= Medieval France (White Rose Publishing) =

Role-playing game supplement

Medieval France is a 1994 role-playing game supplement published by White Rose Publishing.

==Contents==
Medieval France is a supplement in which a detailed and historically grounded medieval setting is presented. The book delves into the realities of medieval life—starving peasants, political intrigue, and the social structures that shaped everyday existence. The book opens with a geographical overview, followed by a history of France from the fall of Rome to 1500 A.D., highlighting key events, power struggles, and crusades. It then explores feudal society in depth, offering accounts of daily life, trade practices, student riots, religious persecution, and the roles of women and Jewish communities. Warfare and tournaments are also covered with realism. A section on legends brings in folklore from the Charlemagne Cycle to tales of werewolves and lost cities.
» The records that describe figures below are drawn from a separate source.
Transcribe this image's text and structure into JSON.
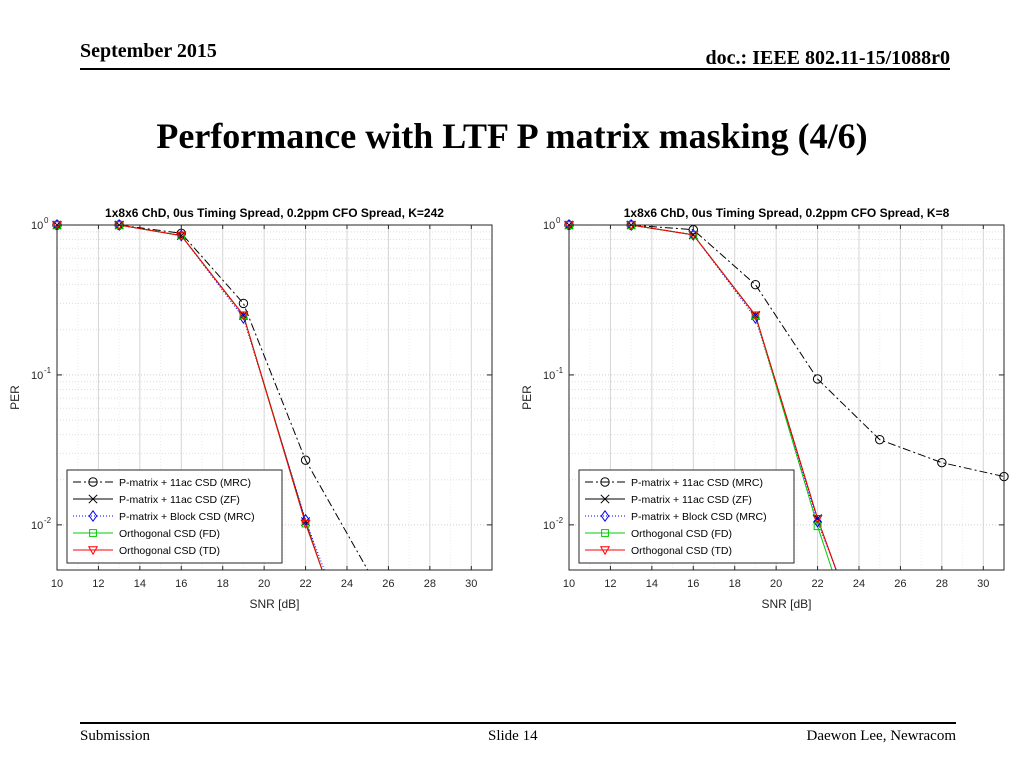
{
  "header": {
    "date": "September 2015",
    "doc": "doc.: IEEE 802.11-15/1088r0"
  },
  "title": "Performance with LTF P matrix masking (4/6)",
  "footer": {
    "left": "Submission",
    "center": "Slide 14",
    "right": "Daewon Lee, Newracom"
  },
  "chart_data": [
    {
      "type": "line",
      "title": "1x8x6 ChD, 0us Timing Spread, 0.2ppm CFO Spread, K=242",
      "xlabel": "SNR [dB]",
      "ylabel": "PER",
      "yscale": "log",
      "xlim": [
        10,
        31
      ],
      "ylim": [
        0.005,
        1
      ],
      "xticks": [
        10,
        12,
        14,
        16,
        18,
        20,
        22,
        24,
        26,
        28,
        30
      ],
      "yticks": [
        {
          "value": 1,
          "base": "10",
          "exp": "0"
        },
        {
          "value": 0.1,
          "base": "10",
          "exp": "-1"
        },
        {
          "value": 0.01,
          "base": "10",
          "exp": "-2"
        }
      ],
      "grid": true,
      "legend_position": "bottom-left",
      "series": [
        {
          "name": "P-matrix + 11ac CSD (MRC)",
          "color": "#000000",
          "dash": "8 3 2 3",
          "marker": "circle",
          "x": [
            10,
            13,
            16,
            19,
            22,
            25
          ],
          "y": [
            1,
            1,
            0.88,
            0.3,
            0.027,
            0.005
          ]
        },
        {
          "name": "P-matrix + 11ac CSD (ZF)",
          "color": "#000000",
          "dash": "",
          "marker": "x",
          "x": [
            10,
            13,
            16,
            19,
            22,
            22.8
          ],
          "y": [
            1,
            1,
            0.85,
            0.25,
            0.0105,
            0.005
          ]
        },
        {
          "name": "P-matrix + Block CSD (MRC)",
          "color": "#0000ff",
          "dash": "1 2",
          "marker": "diamond",
          "x": [
            10,
            13,
            16,
            19,
            22,
            22.9
          ],
          "y": [
            1,
            1,
            0.85,
            0.24,
            0.0108,
            0.005
          ]
        },
        {
          "name": "Orthogonal CSD (FD)",
          "color": "#00cc00",
          "dash": "",
          "marker": "square",
          "x": [
            10,
            13,
            16,
            19,
            22,
            22.8
          ],
          "y": [
            1,
            1,
            0.85,
            0.25,
            0.0102,
            0.005
          ]
        },
        {
          "name": "Orthogonal CSD (TD)",
          "color": "#ff0000",
          "dash": "",
          "marker": "triangle",
          "x": [
            10,
            13,
            16,
            19,
            22,
            22.8
          ],
          "y": [
            1,
            1,
            0.85,
            0.25,
            0.0102,
            0.005
          ]
        }
      ]
    },
    {
      "type": "line",
      "title": "1x8x6 ChD, 0us Timing Spread, 0.2ppm CFO Spread, K=8",
      "xlabel": "SNR [dB]",
      "ylabel": "PER",
      "yscale": "log",
      "xlim": [
        10,
        31
      ],
      "ylim": [
        0.005,
        1
      ],
      "xticks": [
        10,
        12,
        14,
        16,
        18,
        20,
        22,
        24,
        26,
        28,
        30
      ],
      "yticks": [
        {
          "value": 1,
          "base": "10",
          "exp": "0"
        },
        {
          "value": 0.1,
          "base": "10",
          "exp": "-1"
        },
        {
          "value": 0.01,
          "base": "10",
          "exp": "-2"
        }
      ],
      "grid": true,
      "legend_position": "bottom-left",
      "series": [
        {
          "name": "P-matrix + 11ac CSD (MRC)",
          "color": "#000000",
          "dash": "8 3 2 3",
          "marker": "circle",
          "x": [
            10,
            13,
            16,
            19,
            22,
            25,
            28,
            31
          ],
          "y": [
            1,
            1,
            0.93,
            0.4,
            0.094,
            0.037,
            0.026,
            0.021
          ]
        },
        {
          "name": "P-matrix + 11ac CSD (ZF)",
          "color": "#000000",
          "dash": "",
          "marker": "x",
          "x": [
            10,
            13,
            16,
            19,
            22,
            22.9
          ],
          "y": [
            1,
            1,
            0.86,
            0.25,
            0.011,
            0.005
          ]
        },
        {
          "name": "P-matrix + Block CSD (MRC)",
          "color": "#0000ff",
          "dash": "1 2",
          "marker": "diamond",
          "x": [
            10,
            13,
            16,
            19,
            22,
            22.9
          ],
          "y": [
            1,
            1,
            0.86,
            0.24,
            0.0105,
            0.005
          ]
        },
        {
          "name": "Orthogonal CSD (FD)",
          "color": "#00cc00",
          "dash": "",
          "marker": "square",
          "x": [
            10,
            13,
            16,
            19,
            22,
            22.7
          ],
          "y": [
            1,
            1,
            0.86,
            0.25,
            0.0098,
            0.005
          ]
        },
        {
          "name": "Orthogonal CSD (TD)",
          "color": "#ff0000",
          "dash": "",
          "marker": "triangle",
          "x": [
            10,
            13,
            16,
            19,
            22,
            22.9
          ],
          "y": [
            1,
            1,
            0.86,
            0.25,
            0.011,
            0.005
          ]
        }
      ]
    }
  ]
}
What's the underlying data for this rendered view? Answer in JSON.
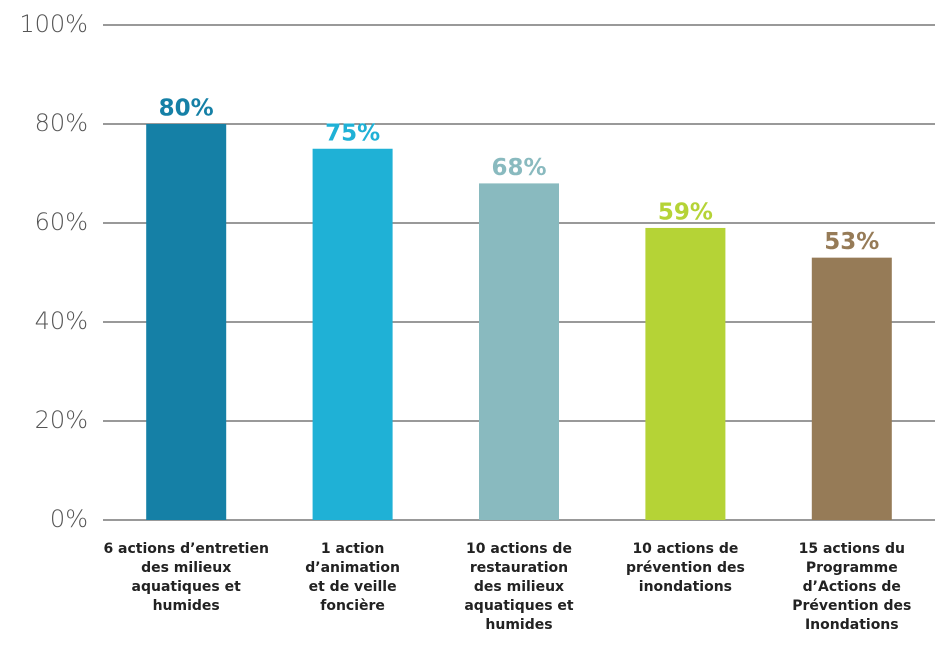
{
  "chart_data": {
    "type": "bar",
    "categories": [
      "6 actions d’entretien\ndes milieux\naquatiques et\nhumides",
      "1 action\nd’animation\net de veille\nfoncière",
      "10 actions de\nrestauration\ndes milieux\naquatiques et\nhumides",
      "10 actions de\nprévention des\ninondations",
      "15 actions du\nProgramme\nd’Actions de\nPrévention des\nInondations"
    ],
    "values": [
      80,
      75,
      68,
      59,
      53
    ],
    "value_labels": [
      "80%",
      "75%",
      "68%",
      "59%",
      "53%"
    ],
    "colors": [
      "#1580a6",
      "#1fb1d6",
      "#89babf",
      "#b5d336",
      "#967b57"
    ],
    "ylim": [
      0,
      100
    ],
    "yticks": [
      {
        "value": 0,
        "label": "0%"
      },
      {
        "value": 20,
        "label": "20%"
      },
      {
        "value": 40,
        "label": "40%"
      },
      {
        "value": 60,
        "label": "60%"
      },
      {
        "value": 80,
        "label": "80%"
      },
      {
        "value": 100,
        "label": "100%"
      }
    ],
    "grid": true
  }
}
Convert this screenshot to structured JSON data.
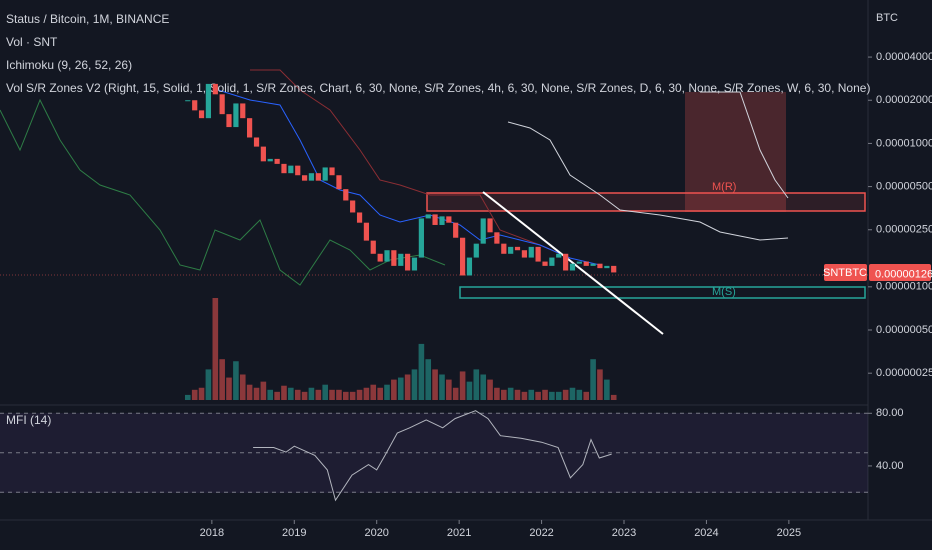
{
  "chart_data": [
    {
      "type": "candlestick",
      "title": "Status / Bitcoin, 1M, BINANCE",
      "symbol": "SNTBTC",
      "currency": "BTC",
      "indicators": [
        "Ichimoku (9, 26, 52, 26)",
        "Vol S/R Zones V2 (Right, 15, Solid, 1, Solid, 1, S/R Zones, Chart, 6, 30, None, S/R Zones, 4h, 6, 30, None, S/R Zones, D, 6, 30, None, S/R Zones, W, 6, 30, None)"
      ],
      "zones": [
        "M(R)",
        "M(S)"
      ],
      "last_price": {
        "value": 1.26e-06,
        "label": "0.00000126"
      },
      "log_scale": true,
      "up_color": "#26a69a",
      "down_color": "#ef5350",
      "xlim": [
        2015.43,
        2025.96
      ],
      "xticks": [
        2018,
        2019,
        2020,
        2021,
        2022,
        2023,
        2024,
        2025
      ],
      "ylim": [
        1.5e-07,
        0.0001
      ],
      "yticks": [
        {
          "value": 4e-05,
          "label": "0.00004000"
        },
        {
          "value": 2e-05,
          "label": "0.00002000"
        },
        {
          "value": 1e-05,
          "label": "0.00001000"
        },
        {
          "value": 5e-06,
          "label": "0.00000500"
        },
        {
          "value": 2.5e-06,
          "label": "0.00000250"
        },
        {
          "value": 1e-06,
          "label": "0.00000100"
        },
        {
          "value": 5e-07,
          "label": "0.00000050"
        },
        {
          "value": 2.5e-07,
          "label": "0.00000025"
        }
      ],
      "x": [
        2017.708,
        2017.792,
        2017.875,
        2017.958,
        2018.042,
        2018.125,
        2018.208,
        2018.292,
        2018.375,
        2018.458,
        2018.542,
        2018.625,
        2018.708,
        2018.792,
        2018.875,
        2018.958,
        2019.042,
        2019.125,
        2019.208,
        2019.292,
        2019.375,
        2019.458,
        2019.542,
        2019.625,
        2019.708,
        2019.792,
        2019.875,
        2019.958,
        2020.042,
        2020.125,
        2020.208,
        2020.292,
        2020.375,
        2020.458,
        2020.542,
        2020.625,
        2020.708,
        2020.792,
        2020.875,
        2020.958,
        2021.042,
        2021.125,
        2021.208,
        2021.292,
        2021.375,
        2021.458,
        2021.542,
        2021.625,
        2021.708,
        2021.792,
        2021.875,
        2021.958,
        2022.042,
        2022.125,
        2022.208,
        2022.292,
        2022.375,
        2022.458,
        2022.542,
        2022.625,
        2022.708,
        2022.792,
        2022.875
      ],
      "values": [
        2e-05,
        1.7e-05,
        1.5e-05,
        2.6e-05,
        2.2e-05,
        1.6e-05,
        1.3e-05,
        1.9e-05,
        1.5e-05,
        1.1e-05,
        9.5e-06,
        7.5e-06,
        7.8e-06,
        7.2e-06,
        6.2e-06,
        7e-06,
        6e-06,
        5.5e-06,
        6.2e-06,
        5.5e-06,
        6.8e-06,
        6e-06,
        4.8e-06,
        4e-06,
        3.3e-06,
        2.8e-06,
        2.1e-06,
        1.7e-06,
        1.5e-06,
        1.8e-06,
        1.4e-06,
        1.7e-06,
        1.3e-06,
        1.6e-06,
        3e-06,
        3.2e-06,
        2.7e-06,
        3.1e-06,
        2.8e-06,
        2.2e-06,
        1.2e-06,
        1.6e-06,
        2e-06,
        3e-06,
        2.4e-06,
        2e-06,
        1.7e-06,
        1.9e-06,
        1.8e-06,
        1.6e-06,
        1.9e-06,
        1.5e-06,
        1.4e-06,
        1.6e-06,
        1.7e-06,
        1.3e-06,
        1.45e-06,
        1.5e-06,
        1.4e-06,
        1.45e-06,
        1.35e-06,
        1.4e-06,
        1.26e-06
      ]
    },
    {
      "type": "bar",
      "title": "Vol · SNT",
      "ylim": [
        0,
        100
      ],
      "values": [
        5,
        10,
        12,
        30,
        100,
        40,
        22,
        38,
        25,
        15,
        12,
        18,
        10,
        8,
        14,
        12,
        10,
        8,
        12,
        10,
        15,
        10,
        10,
        8,
        8,
        10,
        12,
        15,
        12,
        15,
        20,
        22,
        25,
        30,
        55,
        40,
        30,
        25,
        20,
        12,
        28,
        18,
        30,
        25,
        20,
        12,
        10,
        12,
        10,
        8,
        10,
        8,
        10,
        8,
        8,
        10,
        12,
        10,
        8,
        40,
        30,
        20,
        5
      ]
    },
    {
      "type": "line",
      "title": "MFI (14)",
      "color": "#b2b5be",
      "band_color": "#7e57c2",
      "ylim": [
        5,
        82.5
      ],
      "levels": [
        80,
        50,
        20
      ],
      "yticks": [
        {
          "value": 80,
          "label": "80.00"
        },
        {
          "value": 40,
          "label": "40.00"
        }
      ],
      "x": [
        2018.5,
        2018.75,
        2018.9,
        2019.0,
        2019.25,
        2019.4,
        2019.5,
        2019.7,
        2019.9,
        2020.0,
        2020.1,
        2020.25,
        2020.4,
        2020.6,
        2020.8,
        2020.95,
        2021.2,
        2021.35,
        2021.5,
        2021.75,
        2022.0,
        2022.2,
        2022.35,
        2022.5,
        2022.6,
        2022.7,
        2022.85
      ],
      "values": [
        54,
        54,
        50.5,
        55,
        48,
        37,
        14,
        33,
        41,
        37,
        48,
        65,
        69,
        75,
        69,
        76,
        82,
        76,
        63,
        61,
        58,
        54,
        31,
        41,
        60,
        46,
        49
      ]
    }
  ]
}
The most substantial portion is the Locations section, which divides France into regions, each with maps and detailed entries on towns and cities—Paris alone receives seven pages and a double-page map. The book concludes with practical tools: timelines, pronunciation guides, name lists, weights and measures, and a bibliography. With no system-specific statistics, the material is adaptable to any RPG framework.

==Publication history==
Medieval France was designed by Lisa J. Steele and published by White Rose Publishing as a 286-page sourcebook.

Steele has been a criminal defense attorney and author with an interest in medieval history, leading her to author the White Rose Publishing sourcebooks Fief and Medieval France.

==Reception==
Ken & Jo Walton reviewed Medieval France for Pyramid magazine and stated that "A word of warning - if you're expecting a glossily packaged product, you'll be disappointed. The book is simply bound in colored card (though the bird's-eye-view drawing of medieval Paris is rather striking). The interior illustrations (mostly of historical buildings) are adequate, but not always very well reproduced. Where this book wins is on the quality of the writing, the depth of coverage of the subject, and the sheer quantity of material present."